How To Write A Radio Play

The art of auditory presentation is a throwback to the bygone days, and it is too sad that such a subtle and tasteful and provocative manner of entertainment is fast on the track of extinction in this generation who milks technology for all it's worth. How to write a radio play is never easy, for example; since it lacks the shock and awe factor (and all the visual brouhaha television shows and internet videos have) it has always needed that extra panache for it to bring in the appreciative audience.

How To Write A Radio Play

Of course that panache creeps into the least expected, but most susceptible receptacle: the human imagination. Since it could actually afford the subtle air of mystery and the irresistible balance between spooky and delicious, the one ace that a radio play could actually bank on would be on how powerful it could wield the human psyche. Quite appropriately so, it would be, since most of the themes of radio plays dwell on enigma, detective "whodunit" stories, mystery theaters, and others of such genre.

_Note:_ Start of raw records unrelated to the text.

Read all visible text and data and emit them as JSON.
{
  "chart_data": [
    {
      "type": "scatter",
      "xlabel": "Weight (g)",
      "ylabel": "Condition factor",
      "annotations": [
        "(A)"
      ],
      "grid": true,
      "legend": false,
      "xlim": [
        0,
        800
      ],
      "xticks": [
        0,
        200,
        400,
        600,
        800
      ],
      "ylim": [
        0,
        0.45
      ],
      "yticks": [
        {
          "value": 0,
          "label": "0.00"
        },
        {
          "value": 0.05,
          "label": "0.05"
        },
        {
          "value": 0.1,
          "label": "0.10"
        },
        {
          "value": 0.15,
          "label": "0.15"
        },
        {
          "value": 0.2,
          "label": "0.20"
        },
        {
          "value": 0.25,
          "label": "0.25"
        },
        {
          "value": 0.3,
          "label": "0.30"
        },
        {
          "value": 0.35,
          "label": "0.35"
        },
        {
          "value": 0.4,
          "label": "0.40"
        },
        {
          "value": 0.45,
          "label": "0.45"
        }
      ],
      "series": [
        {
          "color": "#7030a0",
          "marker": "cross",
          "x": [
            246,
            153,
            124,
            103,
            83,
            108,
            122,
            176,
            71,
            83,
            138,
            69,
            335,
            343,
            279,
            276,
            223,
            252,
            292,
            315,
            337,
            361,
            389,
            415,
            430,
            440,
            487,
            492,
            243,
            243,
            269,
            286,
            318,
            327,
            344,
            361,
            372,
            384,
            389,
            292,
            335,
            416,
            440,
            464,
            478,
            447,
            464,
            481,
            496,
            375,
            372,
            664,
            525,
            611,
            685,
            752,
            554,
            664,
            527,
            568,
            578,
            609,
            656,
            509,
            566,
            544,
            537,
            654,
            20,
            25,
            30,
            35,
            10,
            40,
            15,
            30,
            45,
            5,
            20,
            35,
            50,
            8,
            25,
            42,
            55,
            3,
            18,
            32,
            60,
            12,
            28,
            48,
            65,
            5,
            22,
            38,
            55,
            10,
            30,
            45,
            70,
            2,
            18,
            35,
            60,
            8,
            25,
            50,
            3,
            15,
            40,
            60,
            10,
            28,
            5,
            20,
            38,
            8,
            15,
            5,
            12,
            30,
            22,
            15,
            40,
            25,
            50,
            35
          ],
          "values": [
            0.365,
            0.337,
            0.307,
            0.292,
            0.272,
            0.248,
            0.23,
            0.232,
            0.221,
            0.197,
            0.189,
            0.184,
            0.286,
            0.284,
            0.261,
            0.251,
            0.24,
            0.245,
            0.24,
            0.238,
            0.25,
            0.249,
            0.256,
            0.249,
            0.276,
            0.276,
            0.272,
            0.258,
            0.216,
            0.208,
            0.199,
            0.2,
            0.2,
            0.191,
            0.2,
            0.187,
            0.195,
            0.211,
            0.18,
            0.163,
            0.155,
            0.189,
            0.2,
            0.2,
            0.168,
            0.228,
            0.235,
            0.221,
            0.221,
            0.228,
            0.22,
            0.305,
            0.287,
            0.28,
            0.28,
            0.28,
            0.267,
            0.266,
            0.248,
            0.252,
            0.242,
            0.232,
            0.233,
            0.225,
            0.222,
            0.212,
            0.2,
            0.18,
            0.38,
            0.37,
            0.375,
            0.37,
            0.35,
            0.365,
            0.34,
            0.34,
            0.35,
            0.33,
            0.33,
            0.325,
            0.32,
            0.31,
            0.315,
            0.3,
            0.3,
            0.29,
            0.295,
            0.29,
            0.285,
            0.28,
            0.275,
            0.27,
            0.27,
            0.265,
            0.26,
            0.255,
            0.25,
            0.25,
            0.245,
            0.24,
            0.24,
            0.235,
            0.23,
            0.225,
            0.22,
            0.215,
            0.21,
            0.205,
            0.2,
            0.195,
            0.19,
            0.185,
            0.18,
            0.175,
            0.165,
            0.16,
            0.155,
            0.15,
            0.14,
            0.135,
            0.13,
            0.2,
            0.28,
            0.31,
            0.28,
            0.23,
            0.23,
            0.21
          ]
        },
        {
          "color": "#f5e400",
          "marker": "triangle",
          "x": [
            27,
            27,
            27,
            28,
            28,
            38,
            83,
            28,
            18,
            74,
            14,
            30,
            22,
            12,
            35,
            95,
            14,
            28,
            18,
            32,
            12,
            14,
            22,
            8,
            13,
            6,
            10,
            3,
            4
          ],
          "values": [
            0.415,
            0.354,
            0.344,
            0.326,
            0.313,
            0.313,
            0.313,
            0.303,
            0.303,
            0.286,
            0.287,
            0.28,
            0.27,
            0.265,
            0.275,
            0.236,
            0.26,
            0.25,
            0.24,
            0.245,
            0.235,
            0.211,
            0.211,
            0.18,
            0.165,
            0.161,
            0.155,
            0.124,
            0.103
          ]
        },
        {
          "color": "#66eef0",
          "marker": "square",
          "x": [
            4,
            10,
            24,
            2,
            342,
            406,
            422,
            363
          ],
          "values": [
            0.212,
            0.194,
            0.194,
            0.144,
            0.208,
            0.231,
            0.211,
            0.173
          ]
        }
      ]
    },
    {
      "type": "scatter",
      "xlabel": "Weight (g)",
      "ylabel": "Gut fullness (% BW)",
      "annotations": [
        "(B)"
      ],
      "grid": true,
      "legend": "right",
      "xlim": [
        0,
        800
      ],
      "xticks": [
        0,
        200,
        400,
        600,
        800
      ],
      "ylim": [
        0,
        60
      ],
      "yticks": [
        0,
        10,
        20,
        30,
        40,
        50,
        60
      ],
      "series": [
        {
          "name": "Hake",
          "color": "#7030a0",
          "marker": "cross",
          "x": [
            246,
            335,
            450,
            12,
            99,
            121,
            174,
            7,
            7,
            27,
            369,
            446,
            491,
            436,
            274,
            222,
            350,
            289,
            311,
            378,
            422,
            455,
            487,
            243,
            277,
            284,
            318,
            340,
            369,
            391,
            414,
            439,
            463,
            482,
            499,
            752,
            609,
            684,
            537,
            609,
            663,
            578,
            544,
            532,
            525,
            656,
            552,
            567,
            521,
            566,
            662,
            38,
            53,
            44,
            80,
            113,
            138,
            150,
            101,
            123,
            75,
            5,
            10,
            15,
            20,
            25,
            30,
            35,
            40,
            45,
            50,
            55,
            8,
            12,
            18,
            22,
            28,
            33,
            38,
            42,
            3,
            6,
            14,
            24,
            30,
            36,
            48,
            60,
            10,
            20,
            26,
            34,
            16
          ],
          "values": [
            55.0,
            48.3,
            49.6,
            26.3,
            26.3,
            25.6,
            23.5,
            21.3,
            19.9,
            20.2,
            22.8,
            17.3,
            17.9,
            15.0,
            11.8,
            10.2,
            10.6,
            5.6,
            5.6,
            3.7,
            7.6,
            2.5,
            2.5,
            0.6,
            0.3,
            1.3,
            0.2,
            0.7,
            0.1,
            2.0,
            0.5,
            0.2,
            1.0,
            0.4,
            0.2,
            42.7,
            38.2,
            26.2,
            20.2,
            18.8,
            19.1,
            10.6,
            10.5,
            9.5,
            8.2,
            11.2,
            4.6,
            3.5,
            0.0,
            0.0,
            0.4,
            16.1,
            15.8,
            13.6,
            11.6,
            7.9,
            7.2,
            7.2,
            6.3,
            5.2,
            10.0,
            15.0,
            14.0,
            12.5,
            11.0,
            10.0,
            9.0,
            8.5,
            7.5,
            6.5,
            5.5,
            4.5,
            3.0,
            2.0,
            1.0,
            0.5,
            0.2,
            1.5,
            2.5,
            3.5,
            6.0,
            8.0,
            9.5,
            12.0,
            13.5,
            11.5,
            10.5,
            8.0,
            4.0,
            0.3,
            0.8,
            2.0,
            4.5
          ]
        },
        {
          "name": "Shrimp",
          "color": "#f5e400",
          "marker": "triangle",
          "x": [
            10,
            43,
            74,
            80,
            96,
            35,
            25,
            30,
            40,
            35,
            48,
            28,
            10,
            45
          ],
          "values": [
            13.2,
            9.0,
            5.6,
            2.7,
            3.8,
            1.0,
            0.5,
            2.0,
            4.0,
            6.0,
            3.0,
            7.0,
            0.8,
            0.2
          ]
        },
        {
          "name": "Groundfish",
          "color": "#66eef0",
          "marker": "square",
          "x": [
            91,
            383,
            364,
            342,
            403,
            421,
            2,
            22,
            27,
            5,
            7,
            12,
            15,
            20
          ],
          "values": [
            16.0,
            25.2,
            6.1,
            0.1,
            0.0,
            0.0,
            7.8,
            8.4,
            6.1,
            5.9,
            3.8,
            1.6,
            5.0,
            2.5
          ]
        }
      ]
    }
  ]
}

For those among you who would like to revisit, rekindle, and resurrect the art of Radio Theater, it may do well to remember the following:

  1. Utilizing auditory cues such as sound effects (rustling of fabrics, whisper of wind, tap-tapping of steps on a wooden floor), and moody, haunting strains of music (harmonious or discordant, whatever is required by the moment) can have a huge bearing on the affectivity of the play. And since this is perhaps one of the only few whose sensory receptacle cannot be stopped (it is proven that auditory stimuli cannot be blocked), this proves to be mighty impressive as well.
  2. Inasmuch as auditory effects move and drive Radio Theater, imagination is a key element as well. Word associations play and tickle not just the most visceral of an audience's psychological elements, they unconsciously put people before their worst-encountered nightmares. If the radio theater mentions "monster" there is no actual description of how the monster looks like, it leaves to the audience's thoughts - and therefore, fears - how it would look like.

Hence, it must be remembered that Radio Theater is a theater of the mind's eye. To make things as subtle without making it seem haphazard is actually a difficult job (how about the setting, the characterization?), but it could be done, provided that there is great consideration about the balance, the play of both sound and mind, to wreak that bygone, wonderful havoc of art.